With the hand still on the ledge and my body leaning against the stone, I sobbed. My tears soaked my cheeks, my moans invaded the silence around me. The wind stopped, listening to my regret. And I kept crying until they left a salty path tears on my cheeks, a tingle on the skin that needed relief.
I did not dare to remove the grab of my hands on the stone, afraid of falling. I did not dare look down.
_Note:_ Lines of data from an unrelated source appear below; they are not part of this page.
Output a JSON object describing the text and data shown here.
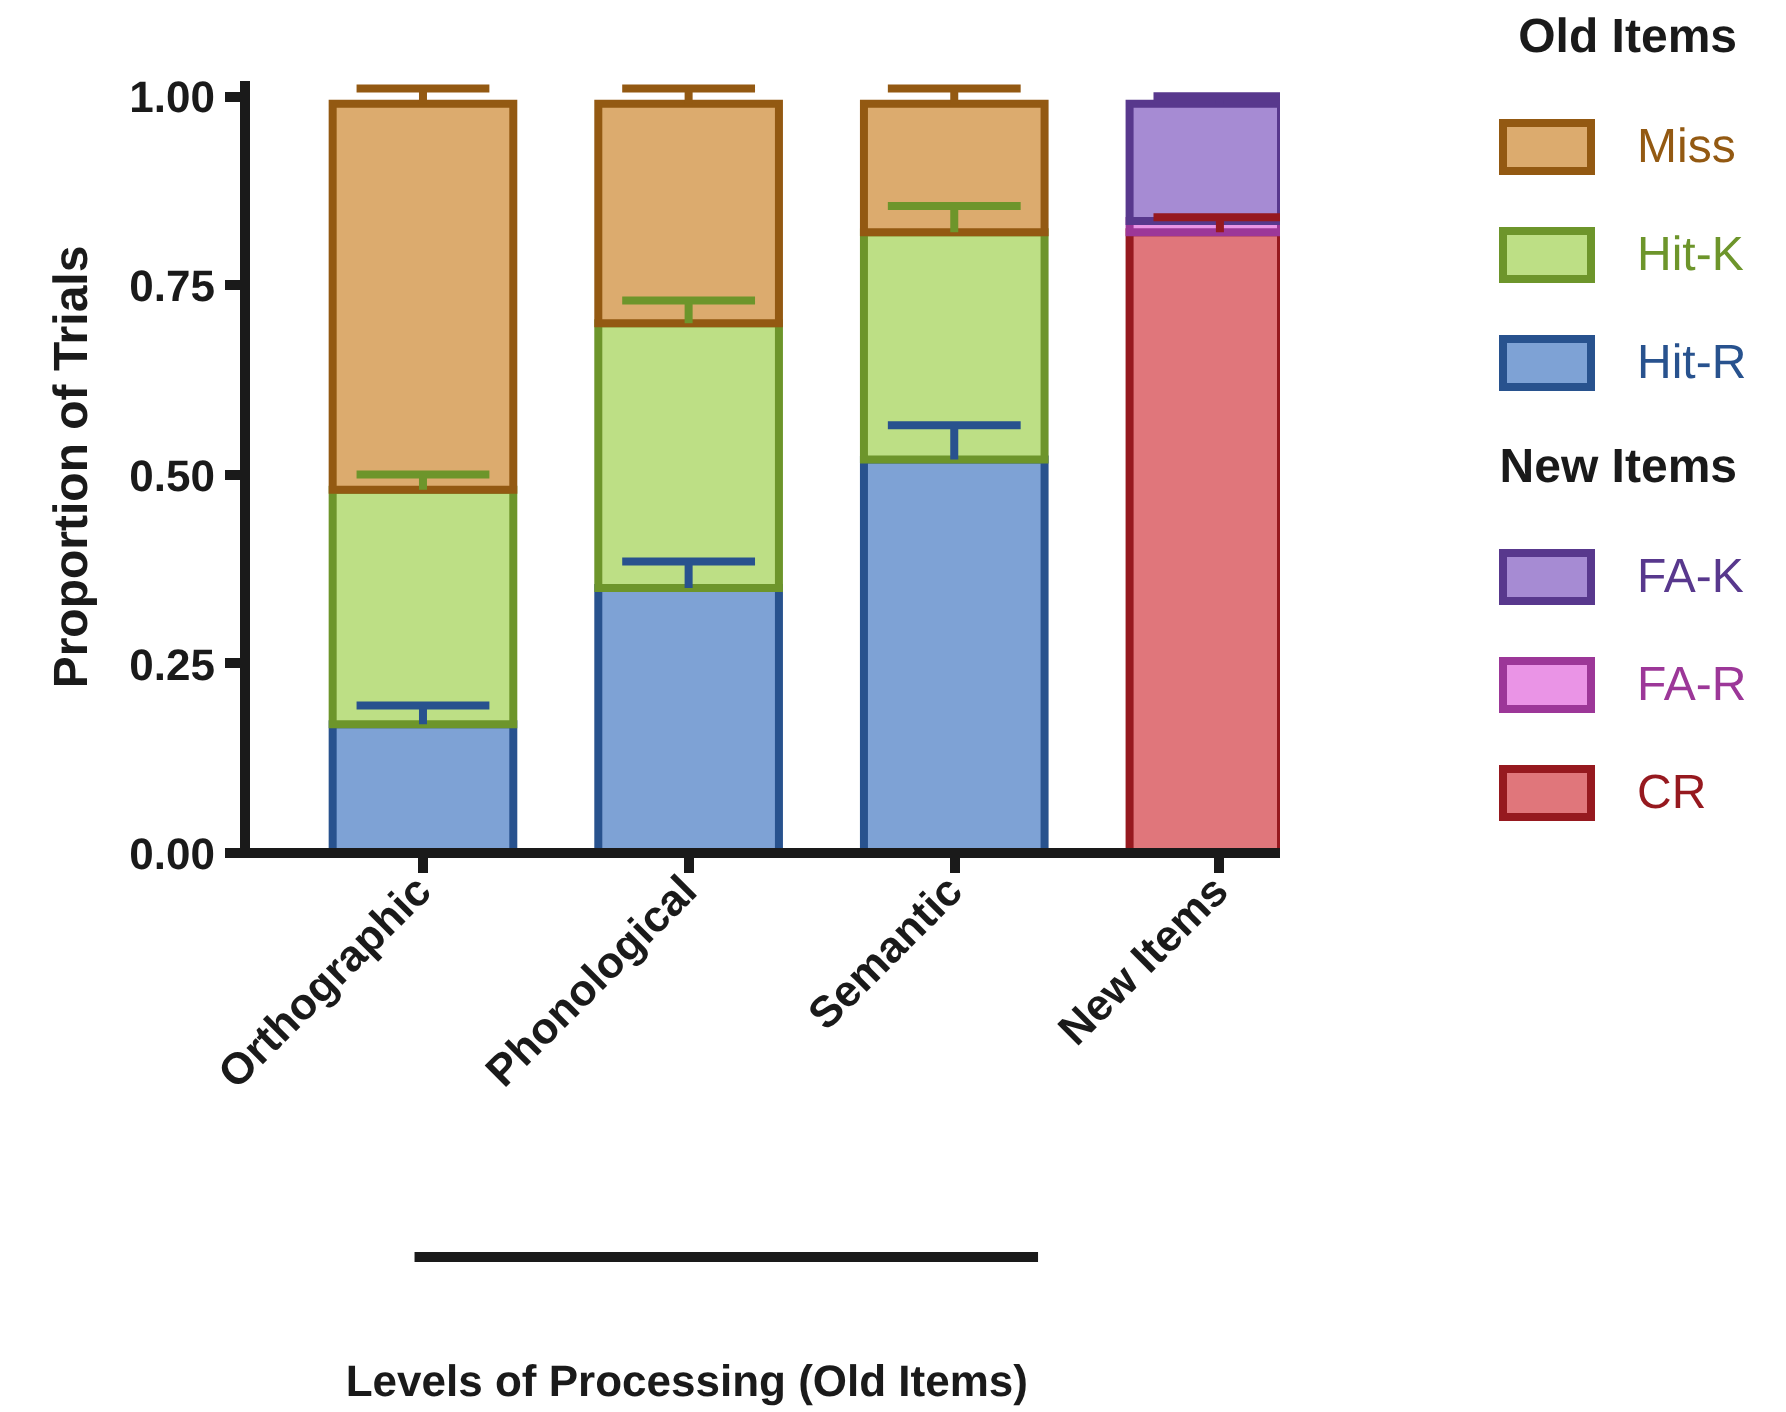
{
  "chart_data": {
    "type": "bar",
    "stacked": true,
    "categories": [
      "Orthographic",
      "Phonological",
      "Semantic",
      "New Items"
    ],
    "ylabel": "Proportion of Trials",
    "ylim": [
      0,
      1.02
    ],
    "yticks": [
      {
        "value": 0,
        "label": "0.00"
      },
      {
        "value": 0.25,
        "label": "0.25"
      },
      {
        "value": 0.5,
        "label": "0.50"
      },
      {
        "value": 0.75,
        "label": "0.75"
      },
      {
        "value": 1,
        "label": "1.00"
      }
    ],
    "grid": false,
    "legend": "right",
    "annotations": [
      "Old Items",
      "New Items",
      "Levels of Processing (Old Items)"
    ],
    "series": [
      {
        "name": "Hit-R",
        "color": "#7ea2d5",
        "values": [
          0.17,
          0.35,
          0.52,
          null
        ],
        "errors": [
          [
            0.17,
            0.195
          ],
          [
            0.35,
            0.385
          ],
          [
            0.52,
            0.565
          ],
          null
        ]
      },
      {
        "name": "Hit-K",
        "color": "#bddf85",
        "values": [
          0.31,
          0.35,
          0.3,
          null
        ],
        "errors": [
          [
            0.48,
            0.5
          ],
          [
            0.7,
            0.73
          ],
          [
            0.82,
            0.855
          ],
          null
        ]
      },
      {
        "name": "Miss",
        "color": "#dcab6e",
        "values": [
          0.51,
          0.29,
          0.17,
          null
        ],
        "errors": [
          [
            0.99,
            1.01
          ],
          [
            0.99,
            1.01
          ],
          [
            0.99,
            1.01
          ],
          null
        ]
      },
      {
        "name": "CR",
        "color": "#e0767b",
        "values": [
          null,
          null,
          null,
          0.82
        ],
        "errors": [
          null,
          null,
          null,
          [
            0.82,
            0.84
          ]
        ]
      },
      {
        "name": "FA-R",
        "color": "#ea94e6",
        "values": [
          null,
          null,
          null,
          0.015
        ],
        "errors": [
          null,
          null,
          null,
          null
        ]
      },
      {
        "name": "FA-K",
        "color": "#a68bd3",
        "values": [
          null,
          null,
          null,
          0.155
        ],
        "errors": [
          null,
          null,
          null,
          [
            0.99,
            1.0
          ]
        ]
      }
    ]
  }
}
There was only one thing to do.
Wiping the remnants of salt water on my shoulder, I let out one last sigh, and placed my left hand on the edge, and after hesitating a second, I pushed myself, falling like a cat on the ledge. With my knees bent and my hands ready to give support in case of a slip, I watched around me with my heart in my throat. A brown hand rested on the edge in front of me, and soon I saw another hand, this one white, and there another dark as ash, and another one thin, and another one chubby.
Gradually, those hands were transformed into arms, neck and head, rising upon the edge, looking frightened around until they met my gaze. Bent knees straightened up, and soon dozens of people were above the edge, peering smiles in different types of faces. Asian, Latin, Nordic, African…
Laughter took us all by surprise. The first came from one throat, then another joined him, and soon the chorus of laughter erupted in the edge of the wall.
And, laughing, we hugged each other, women, children, men, young, old… And walked out on the broad rim, some hugging and laughing, others side to side, walking until the wall vanished, and we were faced with another, this one even greater.
But this time, large, majestic golden gates stood before us. The eyes looked nervous at the anxious faces, faces that gradually relaxed. And one by one, we entered the city.
And one by one, we leave behind our past life, ready to start again.